Rosenberg v. Clyde

Opinion by

Wickham, J.,

The plaintiff in this case delivered to “The Clyde S. S. Co.,” at New York, certain household goods, to be transported to Philadelphia. The Clyde S. S. Co. is and was a corporation engaged in business as a common carrier. The bill of lading given the plaintiff, in effect, so states and sets forth that the goods were received by the corporation. It is signed by W. H. Copes, an agent or subagent of the carrier company, and in its heading describes D. D. C. Mink, as “General Freight Agent,” and William P. Clyde & Co., the appellants here, as “ General Agents ” of the corporation.

The plaintiff alleged that some of his goods were lost and others injured in transit. Instead of suing the corporation with which, as his own evidence clearly showed, his contract was made, he selected as defendants William P. Clyde & Co. He might as well have sued Copes or Mink, the other agents mentioned in the bill of lading.

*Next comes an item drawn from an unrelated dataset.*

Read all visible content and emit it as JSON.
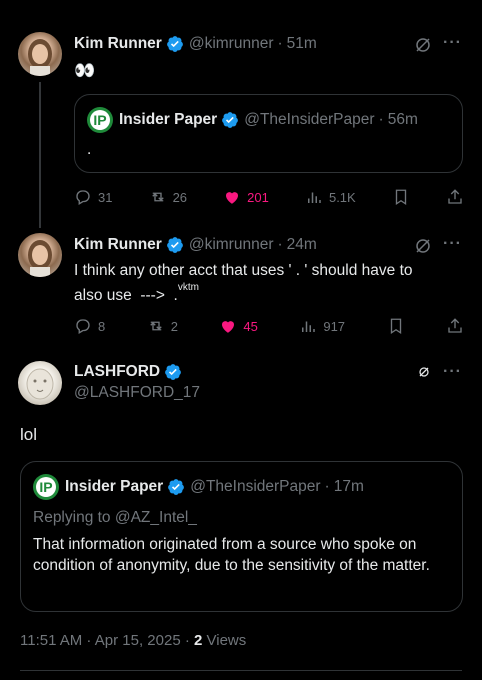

No authorities need be cited in support of the familiar rule of law, that where one deals with an agent who acts within the *576scope of Ms authority and reveals his principal, the latter ordinarily is alone liable for a breach of the contract. Certainly the rule applies in its fullest sense in the present case, no fraud or other exceptional matter being offered or shown.

The learned judge of the court below erred in not directing the jury to find for the defendants. The first specification of error is therefore sustained. The others need not be considered. Judgment reversed.